Heterogeneous treatment effects with EconML’s CausalForestDML
Nagoya University (GSID)
June 11, 2026
Act I
A district strikes a mine. Nighttime lights climb. But the district next door — same mineral, weaker institutions — barely flickers.
One average effect cannot describe both. The question is not “what is the effect of mining?” but for whom, and how much?
| Contrast | Naive | Truth | Bias |
|---|---|---|---|
| Mining vs none (1-0) | 0.109 | 0.250 | −0.141 |
| High vs low price (3-1) | 0.413 | 0.300 | +0.113 |
Mining districts differ systematically — worse geography, weaker institutions — so a raw difference-in-means confounds selection with effect.
\[\tau(\mathbf{x}) = E\{Y_i(1) - Y_i(0) \mid \mathbf{X}_i = \mathbf{x}\}\]
Where \(\tau(\cdot)\) bends with \(\mathbf{x}\), mining helps some districts more than others — that bend is the whole point.
Act II
Structure mirrors Hodler, Lechner & Raschky (2023); because we built the data, the identifying assumption holds by construction.
Treatment distribution. 2,550 control observations but only 150 per mining level — within-mining contrasts lean on just 300 rows.
\[Y_i = \tau(\mathbf{X}_i)\, T_i + g_0(\mathbf{X}_i, \mathbf{W}_i) + \varepsilon_i\]
\[T_i = m_0(\mathbf{X}_i, \mathbf{W}_i) + v_i\]
Subtract the predictable parts: \(\tilde Y_i = \tau(\mathbf{X}_i)\,\tilde T_i + \varepsilon_i\). The nuisance functions \(g_0, m_0\) exist only to be subtracted out.
\[\left.\frac{\partial}{\partial \eta} E[\psi(W; \tau, \eta)] \right|_{\eta = \eta_0} = 0\]
At the truth, the estimating equation is flat in the nuisances. A 10% error in \(\hat g_0\) enters \(\hat\tau\) at order \((0.10)^2 \approx 0.01\) — second order.
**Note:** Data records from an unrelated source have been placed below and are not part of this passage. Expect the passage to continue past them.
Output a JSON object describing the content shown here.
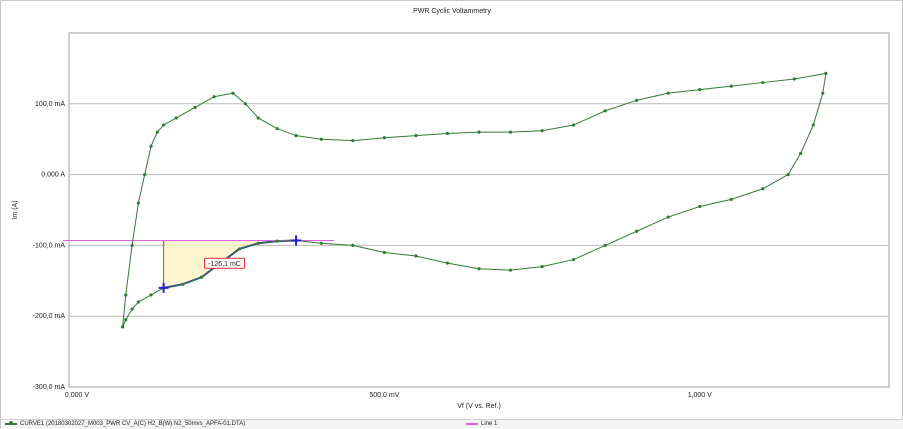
{
  "chart_data": {
    "type": "scatter",
    "title": "PWR Cyclic Voltammetry",
    "xlabel": "Vf (V vs. Ref.)",
    "ylabel": "Im (A)",
    "xlim": [
      0.0,
      1.3
    ],
    "ylim": [
      -0.3,
      0.2
    ],
    "x_units": "V",
    "y_units": "A",
    "x_ticks": [
      {
        "value": 0.0,
        "label": "0,000 V"
      },
      {
        "value": 0.5,
        "label": "500,0 mV"
      },
      {
        "value": 1.0,
        "label": "1,000 V"
      }
    ],
    "y_ticks": [
      {
        "value": 0.1,
        "label": "100,0 mA"
      },
      {
        "value": 0.0,
        "label": "0,000 A"
      },
      {
        "value": -0.1,
        "label": "-100,0 mA"
      },
      {
        "value": -0.2,
        "label": "-200,0 mA"
      },
      {
        "value": -0.3,
        "label": "-300,0 mA"
      }
    ],
    "grid": true,
    "legend_position": "bottom",
    "series": [
      {
        "name": "CURVE1 (20180302027_M003_PWR CV_A(C) H2_B(W) N2_50mvs_APFA-01.DTA)",
        "color": "#2e7d32",
        "x": [
          0.085,
          0.09,
          0.1,
          0.11,
          0.12,
          0.13,
          0.14,
          0.15,
          0.17,
          0.2,
          0.23,
          0.26,
          0.28,
          0.3,
          0.33,
          0.36,
          0.4,
          0.45,
          0.5,
          0.55,
          0.6,
          0.65,
          0.7,
          0.75,
          0.8,
          0.85,
          0.9,
          0.95,
          1.0,
          1.05,
          1.1,
          1.15,
          1.2,
          1.195,
          1.18,
          1.16,
          1.14,
          1.1,
          1.05,
          1.0,
          0.95,
          0.9,
          0.85,
          0.8,
          0.75,
          0.7,
          0.65,
          0.6,
          0.55,
          0.5,
          0.45,
          0.4,
          0.36,
          0.33,
          0.3,
          0.27,
          0.24,
          0.21,
          0.18,
          0.15,
          0.13,
          0.11,
          0.1,
          0.09,
          0.085
        ],
        "y": [
          -0.215,
          -0.17,
          -0.1,
          -0.04,
          0.0,
          0.04,
          0.06,
          0.07,
          0.08,
          0.095,
          0.11,
          0.115,
          0.1,
          0.08,
          0.065,
          0.055,
          0.05,
          0.048,
          0.052,
          0.055,
          0.058,
          0.06,
          0.06,
          0.062,
          0.07,
          0.09,
          0.105,
          0.115,
          0.12,
          0.125,
          0.13,
          0.135,
          0.143,
          0.115,
          0.07,
          0.03,
          0.0,
          -0.02,
          -0.035,
          -0.045,
          -0.06,
          -0.08,
          -0.1,
          -0.12,
          -0.13,
          -0.135,
          -0.133,
          -0.125,
          -0.115,
          -0.11,
          -0.1,
          -0.097,
          -0.093,
          -0.094,
          -0.097,
          -0.105,
          -0.125,
          -0.145,
          -0.155,
          -0.16,
          -0.17,
          -0.18,
          -0.19,
          -0.205,
          -0.215
        ]
      },
      {
        "name": "Line 1",
        "color": "#e060e0",
        "x": [
          -0.01,
          0.42
        ],
        "y": [
          -0.093,
          -0.093
        ]
      }
    ],
    "annotations": [
      {
        "type": "integral_region",
        "label": "-126,1 mC",
        "x_start": 0.15,
        "x_end": 0.36
      }
    ]
  }
}
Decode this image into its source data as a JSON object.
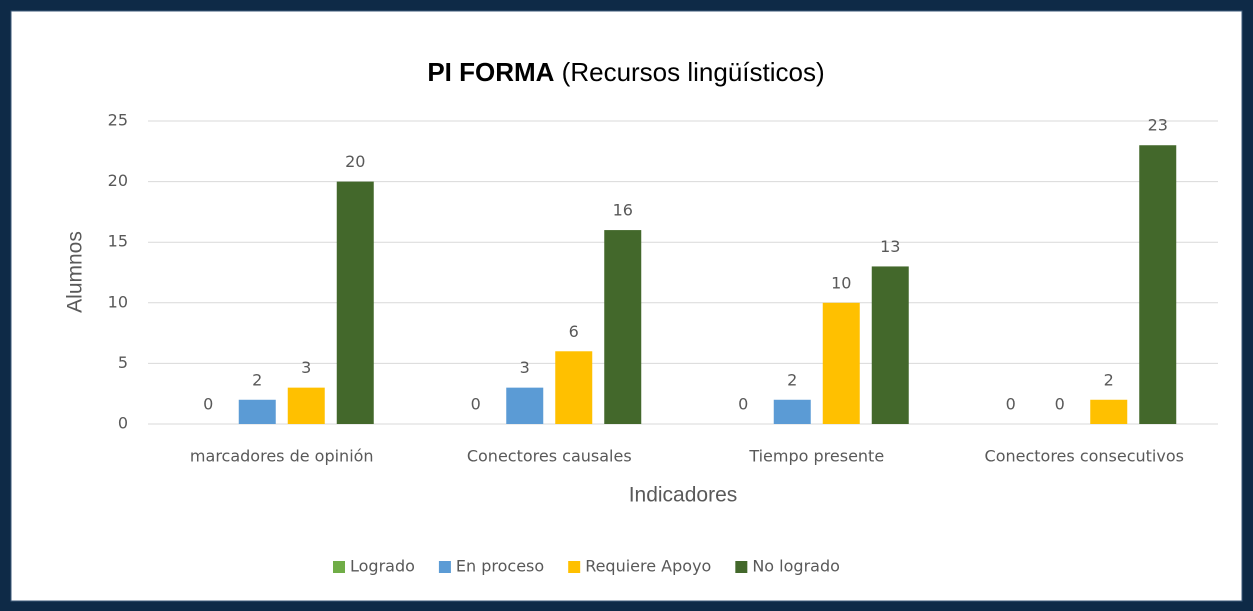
{
  "chart_data": {
    "type": "bar",
    "title": "PI FORMA",
    "subtitle": "(Recursos lingüísticos)",
    "x_label": "Indicadores",
    "y_label": "Alumnos",
    "categories": [
      "marcadores de opinión",
      "Conectores causales",
      "Tiempo presente",
      "Conectores consecutivos"
    ],
    "series": [
      {
        "name": "Logrado",
        "color": "#70ad47",
        "values": [
          0,
          0,
          0,
          0
        ]
      },
      {
        "name": "En proceso",
        "color": "#5b9bd5",
        "values": [
          2,
          3,
          2,
          0
        ]
      },
      {
        "name": "Requiere Apoyo",
        "color": "#ffc000",
        "values": [
          3,
          6,
          10,
          2
        ]
      },
      {
        "name": "No logrado",
        "color": "#43682b",
        "values": [
          20,
          16,
          13,
          23
        ]
      }
    ],
    "ylim": [
      0,
      25
    ],
    "yticks": [
      0,
      5,
      10,
      15,
      20,
      25
    ],
    "grid": true,
    "legend": "bottom"
  }
}
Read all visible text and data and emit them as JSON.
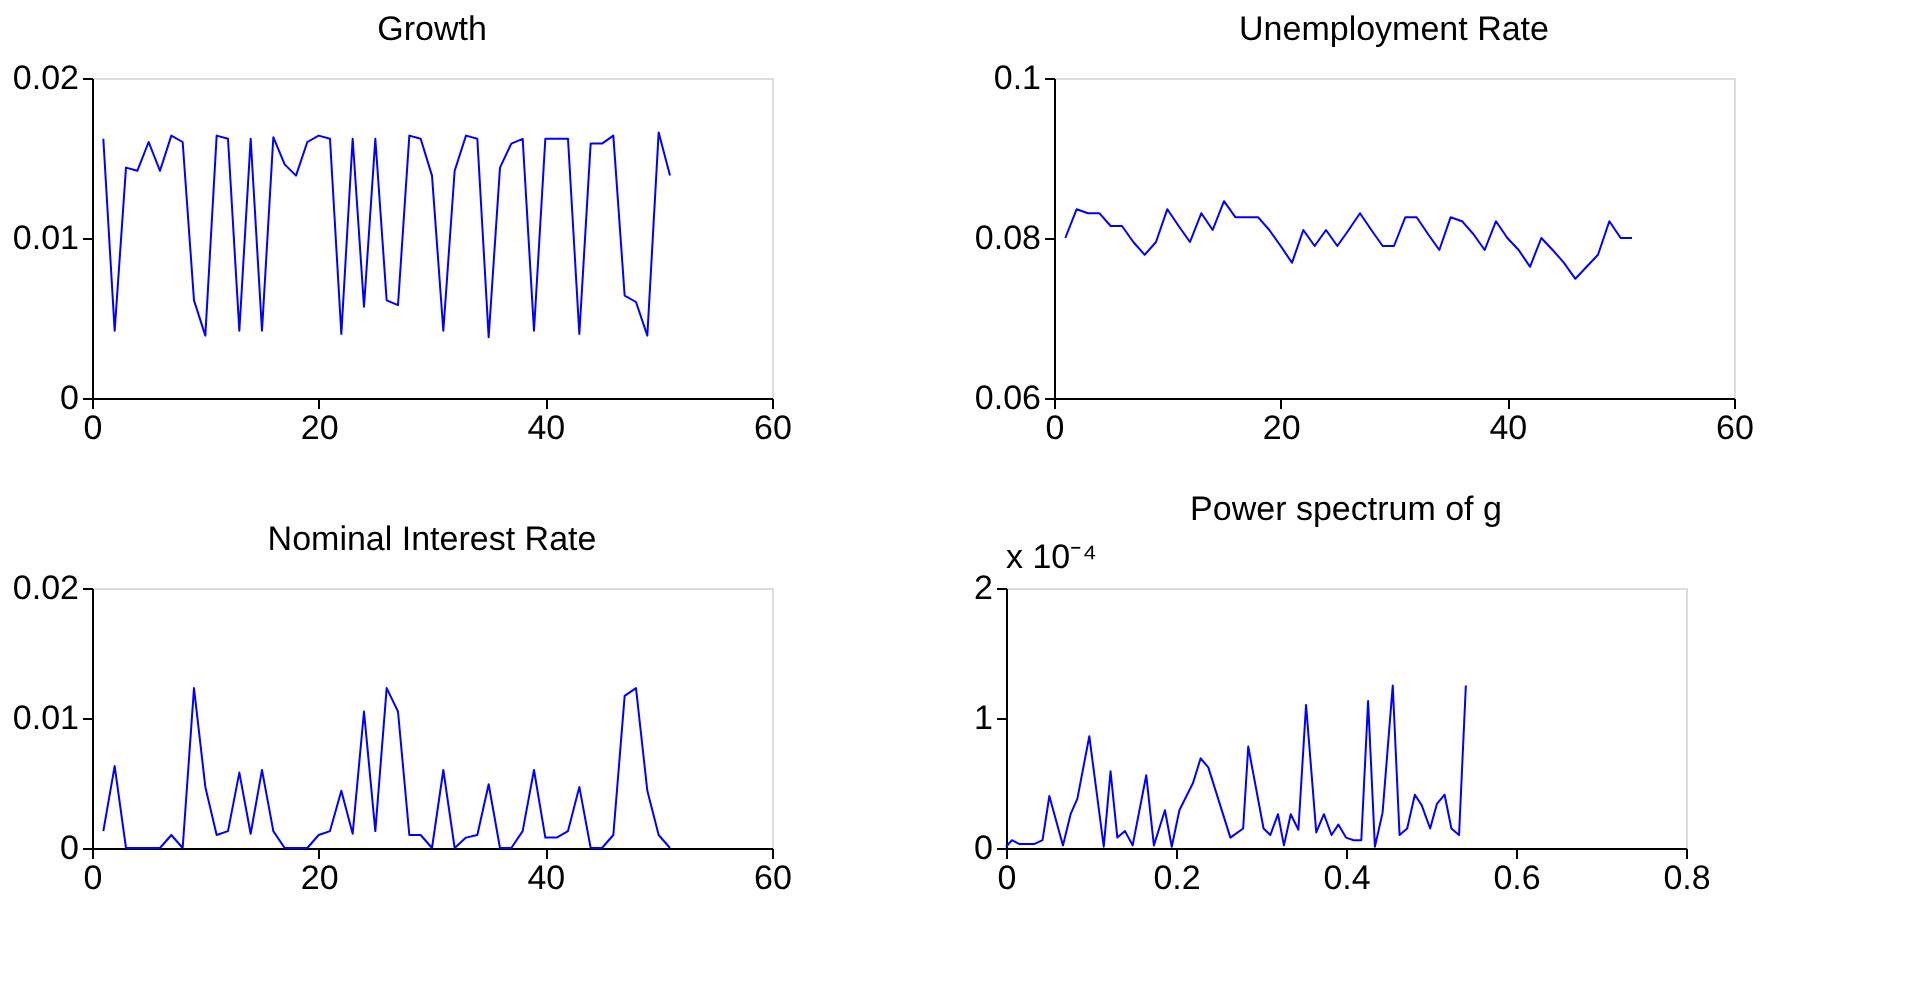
{
  "chart_data": [
    {
      "type": "line",
      "title": "Growth",
      "color": "#0000ff",
      "xlim": [
        0,
        60
      ],
      "xticks": [
        0,
        20,
        40,
        60
      ],
      "ylim": [
        0,
        0.02
      ],
      "yticks": [
        0,
        0.01,
        0.02
      ],
      "x": [
        1,
        2,
        3,
        4,
        5,
        6,
        7,
        8,
        9,
        10,
        11,
        12,
        13,
        14,
        15,
        16,
        17,
        18,
        19,
        20,
        21,
        22,
        23,
        24,
        25,
        26,
        27,
        28,
        29,
        30,
        31,
        32,
        33,
        34,
        35,
        36,
        37,
        38,
        39,
        40,
        41,
        42,
        43,
        44,
        45,
        46,
        47,
        48,
        49,
        50,
        51
      ],
      "values": [
        0.0162,
        0.0042,
        0.0144,
        0.0142,
        0.016,
        0.0142,
        0.0164,
        0.016,
        0.0061,
        0.0039,
        0.0164,
        0.0162,
        0.0042,
        0.0162,
        0.0042,
        0.0163,
        0.0146,
        0.0139,
        0.016,
        0.0164,
        0.0162,
        0.004,
        0.0162,
        0.0057,
        0.0162,
        0.0061,
        0.0058,
        0.0164,
        0.0162,
        0.0139,
        0.0042,
        0.0142,
        0.0164,
        0.0162,
        0.0038,
        0.0144,
        0.0159,
        0.0162,
        0.0042,
        0.0162,
        0.0162,
        0.0162,
        0.004,
        0.0159,
        0.0159,
        0.0164,
        0.0064,
        0.006,
        0.0039,
        0.0166,
        0.0139
      ]
    },
    {
      "type": "line",
      "title": "Unemployment Rate",
      "color": "#0000ff",
      "xlim": [
        0,
        60
      ],
      "xticks": [
        0,
        20,
        40,
        60
      ],
      "ylim": [
        0.06,
        0.1
      ],
      "yticks": [
        0.06,
        0.08,
        0.1
      ],
      "x": [
        1,
        2,
        3,
        4,
        5,
        6,
        7,
        8,
        9,
        10,
        11,
        12,
        13,
        14,
        15,
        16,
        17,
        18,
        19,
        20,
        21,
        22,
        23,
        24,
        25,
        26,
        27,
        28,
        29,
        30,
        31,
        32,
        33,
        34,
        35,
        36,
        37,
        38,
        39,
        40,
        41,
        42,
        43,
        44,
        45,
        46,
        47,
        48,
        49,
        50,
        51
      ],
      "values": [
        0.08,
        0.0836,
        0.0831,
        0.0831,
        0.0815,
        0.0815,
        0.0795,
        0.0779,
        0.0795,
        0.0836,
        0.0815,
        0.0795,
        0.0831,
        0.081,
        0.0846,
        0.0826,
        0.0826,
        0.0826,
        0.081,
        0.079,
        0.0769,
        0.081,
        0.079,
        0.081,
        0.079,
        0.081,
        0.0831,
        0.081,
        0.079,
        0.079,
        0.0826,
        0.0826,
        0.0805,
        0.0785,
        0.0826,
        0.0821,
        0.0805,
        0.0785,
        0.0821,
        0.08,
        0.0785,
        0.0764,
        0.08,
        0.0785,
        0.0769,
        0.0749,
        0.0764,
        0.0779,
        0.0821,
        0.08,
        0.08
      ]
    },
    {
      "type": "line",
      "title": "Nominal Interest Rate",
      "color": "#0000ff",
      "xlim": [
        0,
        60
      ],
      "xticks": [
        0,
        20,
        40,
        60
      ],
      "ylim": [
        0,
        0.02
      ],
      "yticks": [
        0,
        0.01,
        0.02
      ],
      "x": [
        1,
        2,
        3,
        4,
        5,
        6,
        7,
        8,
        9,
        10,
        11,
        12,
        13,
        14,
        15,
        16,
        17,
        18,
        19,
        20,
        21,
        22,
        23,
        24,
        25,
        26,
        27,
        28,
        29,
        30,
        31,
        32,
        33,
        34,
        35,
        36,
        37,
        38,
        39,
        40,
        41,
        42,
        43,
        44,
        45,
        46,
        47,
        48,
        49,
        50,
        51
      ],
      "values": [
        0.0013,
        0.0063,
        0,
        0,
        0,
        0,
        0.001,
        0,
        0.0123,
        0.0047,
        0.001,
        0.0013,
        0.0058,
        0.0011,
        0.006,
        0.0013,
        0,
        0,
        0,
        0.001,
        0.0013,
        0.0044,
        0.0011,
        0.0105,
        0.0013,
        0.0123,
        0.0105,
        0.001,
        0.001,
        0,
        0.006,
        0,
        0.0008,
        0.001,
        0.0049,
        0,
        0,
        0.0013,
        0.006,
        0.0008,
        0.0008,
        0.0013,
        0.0047,
        0,
        0,
        0.001,
        0.0117,
        0.0123,
        0.0044,
        0.001,
        0
      ]
    },
    {
      "type": "line",
      "title": "Power spectrum of g",
      "annotations": [
        "x 10⁻⁴"
      ],
      "color": "#0000ff",
      "xlim": [
        0,
        0.8
      ],
      "xticks": [
        0,
        0.2,
        0.4,
        0.6,
        0.8
      ],
      "ylim": [
        0,
        2
      ],
      "yticks": [
        0,
        1,
        2
      ],
      "x": [
        0,
        0.007,
        0.016,
        0.033,
        0.043,
        0.051,
        0.067,
        0.076,
        0.084,
        0.098,
        0.115,
        0.123,
        0.131,
        0.14,
        0.149,
        0.165,
        0.174,
        0.187,
        0.195,
        0.204,
        0.22,
        0.229,
        0.238,
        0.264,
        0.279,
        0.285,
        0.303,
        0.311,
        0.32,
        0.327,
        0.335,
        0.344,
        0.353,
        0.365,
        0.374,
        0.383,
        0.391,
        0.4,
        0.409,
        0.418,
        0.426,
        0.434,
        0.443,
        0.455,
        0.463,
        0.472,
        0.481,
        0.489,
        0.499,
        0.507,
        0.516,
        0.524,
        0.533,
        0.541
      ],
      "values": [
        0.01,
        0.06,
        0.03,
        0.03,
        0.06,
        0.4,
        0.02,
        0.26,
        0.38,
        0.86,
        0.01,
        0.59,
        0.08,
        0.13,
        0.02,
        0.56,
        0.02,
        0.29,
        0.01,
        0.29,
        0.5,
        0.69,
        0.62,
        0.08,
        0.15,
        0.78,
        0.15,
        0.1,
        0.26,
        0.02,
        0.26,
        0.14,
        1.1,
        0.12,
        0.26,
        0.1,
        0.18,
        0.08,
        0.06,
        0.06,
        1.13,
        0.01,
        0.27,
        1.25,
        0.1,
        0.15,
        0.41,
        0.33,
        0.15,
        0.34,
        0.41,
        0.15,
        0.1,
        1.25
      ]
    }
  ]
}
est_ntl = CausalForestDML(
model_y=GradientBoostingRegressor(n_estimators=200, max_depth=4),
model_t=GradientBoostingClassifier(n_estimators=200, max_depth=4),
discrete_treatment=True, categories=[0, 1, 2, 3],
n_estimators=500, min_samples_leaf=10,
honest=True, # split-chooser ≠ leaf-estimator → valid CIs
inference=True, # Bootstrap-of-Little-Bags standard errors
cv=5, # 5-fold cross-fitting
)
est_ntl.fit(Y, T, X=X, W=W,
groups=df['district_id'].values) # GroupKFold: no district leakage\[\{Y_i(0), Y_i(1), Y_i(2), Y_i(3)\} \perp T_i \mid (\mathbf{X}_i, \mathbf{W}_i)\]
Conditional Independence: once we know a district’s geography, institutions, country, and year, mining status is as good as random. We built the data, so it holds here — in real data it is untestable.
Act III
0.240
mining-vs-none ATE (1-0), SE 0.070, 90% CI [0.124, 0.355] · true value 0.250
−0.141
bias in the naive 1-0 estimate (0.109 vs truth 0.250) · the forest erases almost all of it
| Contrast | ATE | SE | Sig.? |
|---|---|---|---|
| Medium vs low (2-1) | 0.029 | 0.101 | no |
| High vs low (3-1) | 0.220 | 0.101 | 5% |
| High vs medium (3-2) | 0.191 | 0.109 | 10% |
Flat from low to medium, then a jump at high prices — shape discovery with no functional form pre-specified.
GATEs for the mining effect (1-0) by executive constraints. The upward slope: stronger institutions amplify the economic benefit of mining.
GATEs for the price effect (3-1) by executive constraints. The flat line: institutions do not moderate price effects (range 0.045).
Quality of government tells the same story as executive constraints — robust to the institutional measure.
Feature importance for heterogeneity. Geographic variables dominate split frequency, yet institutions are the true moderators.
Depth-2 CATE interpreter for the mining effect. Each leaf reports the mean estimated CATE for the subgroup defined by the splits above it.
Objection. A machine that picks controls cannot manufacture causal identification.
Response. Exactly right. \(\tau(\mathbf{x})\) is identified only under the Conditional Independence Assumption — the forest earns honest intervals, but it cannot rule out an unobserved confounder.